Alibaba officially launched Qwen3.7-Max at its Cloud Summit on May 19-20, 2026 in Hangzhou, positioning the proprietary model as an agent-first reasoning system with a 1M-token context window and a claim that no open-weights peer matches: state-of-the-art non-hallucination rate on the AA-omniscience benchmark. The launch ships alongside Alibaba's new Zhenwu M890 AI chip, signaling that the company is now competing on both the model layer and the silicon layer.

Try it: Run an Agent Workflow Against Qwen3.7-Max Today

Qwen3.7-Max is live in Qwen Chat and through the Alibaba Cloud Model Studio API right now. The fastest creator workflow to test the agent claims: spin up a research or content-pipeline agent that needs to chain 50+ tool calls (web search, file edits, code execution) without losing context, then run the same task against Claude Opus 4.7 and Qwen3.7-Max side by side. Alibaba says the model can sustain continuous agent operation for up to 35 hours and manage over 1,000 tool calls without performance degradation, which is the kind of bound that matters for overnight pipelines, batch refactoring, and long-running research agents that previously needed manual checkpointing.

Why It Matters

The headline number is the AA-omniscience non-hallucination rate. Artificial Analysis placed Qwen3.7-Max at index score 56.58, ranking it #4 across 218 models, and community testing on Hacker News reported the non-hallucination rate beats Claude Opus 4.7, Gemini 3.1 Pro, and GPT-5.5. For creators building agents, retrieval systems, or fact-grounded content pipelines, hallucination is the single biggest reliability cost, and a closed model from the Chinese ecosystem now sets the floor.

Key Details

Qwen3.7-Max is proprietary (API-only, no open weights), unlike the Plus variant which Alibaba has historically open-sourced after a short delay. The model targets agentic coding, complex reasoning, and long-horizon task execution. According to domain-b's launch coverage, the 35-hour autonomous operation claim and 1,000-tool-call capacity come directly from Alibaba's Cloud Summit demos.

The model debuted on the Arena leaderboard as a preview on May 14, 2026, hitting #13 overall and #7 in math before the official launch (background covered in our preview post). The May 19-20 announcement is the formal product release with API pricing and the Agent Frontier positioning.

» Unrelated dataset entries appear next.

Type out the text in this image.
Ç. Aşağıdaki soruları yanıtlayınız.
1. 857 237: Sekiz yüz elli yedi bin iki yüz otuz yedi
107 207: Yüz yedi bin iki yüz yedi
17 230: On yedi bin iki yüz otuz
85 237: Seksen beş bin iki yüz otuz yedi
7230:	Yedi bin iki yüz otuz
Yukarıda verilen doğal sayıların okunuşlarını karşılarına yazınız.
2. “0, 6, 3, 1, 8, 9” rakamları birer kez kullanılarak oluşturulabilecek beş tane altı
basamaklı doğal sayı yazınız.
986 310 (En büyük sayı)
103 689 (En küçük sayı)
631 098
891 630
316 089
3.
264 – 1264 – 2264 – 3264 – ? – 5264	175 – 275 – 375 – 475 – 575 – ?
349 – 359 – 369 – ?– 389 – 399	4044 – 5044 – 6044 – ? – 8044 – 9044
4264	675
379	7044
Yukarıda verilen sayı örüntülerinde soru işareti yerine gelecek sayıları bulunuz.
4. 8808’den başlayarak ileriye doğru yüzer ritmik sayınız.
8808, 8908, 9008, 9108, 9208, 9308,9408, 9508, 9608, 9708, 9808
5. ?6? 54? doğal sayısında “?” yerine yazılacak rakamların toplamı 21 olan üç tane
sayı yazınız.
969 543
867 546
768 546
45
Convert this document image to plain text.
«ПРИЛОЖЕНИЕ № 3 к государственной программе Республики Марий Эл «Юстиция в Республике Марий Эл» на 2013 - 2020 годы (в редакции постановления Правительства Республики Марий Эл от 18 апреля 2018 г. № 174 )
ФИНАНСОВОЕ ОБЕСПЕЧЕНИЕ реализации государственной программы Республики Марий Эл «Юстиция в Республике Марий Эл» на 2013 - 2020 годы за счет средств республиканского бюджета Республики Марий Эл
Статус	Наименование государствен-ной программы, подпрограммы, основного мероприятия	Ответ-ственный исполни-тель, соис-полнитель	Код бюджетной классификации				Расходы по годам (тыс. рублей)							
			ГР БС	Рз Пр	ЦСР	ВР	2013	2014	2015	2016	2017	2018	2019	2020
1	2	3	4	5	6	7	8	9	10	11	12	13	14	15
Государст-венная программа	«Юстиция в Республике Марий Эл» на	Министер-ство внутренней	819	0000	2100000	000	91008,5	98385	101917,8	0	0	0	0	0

On the silicon side, the Zhenwu M890 chip claims 3x the performance of its predecessor with 144GB HBM3 memory and 800 GB/s interchip bandwidth, on Alibaba's in-house PPU architecture. Alibaba says it has already shipped 560,000 Zhenwu units to over 400 customers across 20 industries.

What to Do Next

If you run agent pipelines or fact-grounded retrieval systems, benchmark Qwen3.7-Max against your current default on your own task before May ends. The combination of 1M context, 35-hour run length, and SOTA non-hallucination rate is the specific reliability bundle that separates a model good for chat from a model good for unattended creator workflows. Pricing through Alibaba Cloud Model Studio will determine whether this matters in production or stays a benchmark talking point.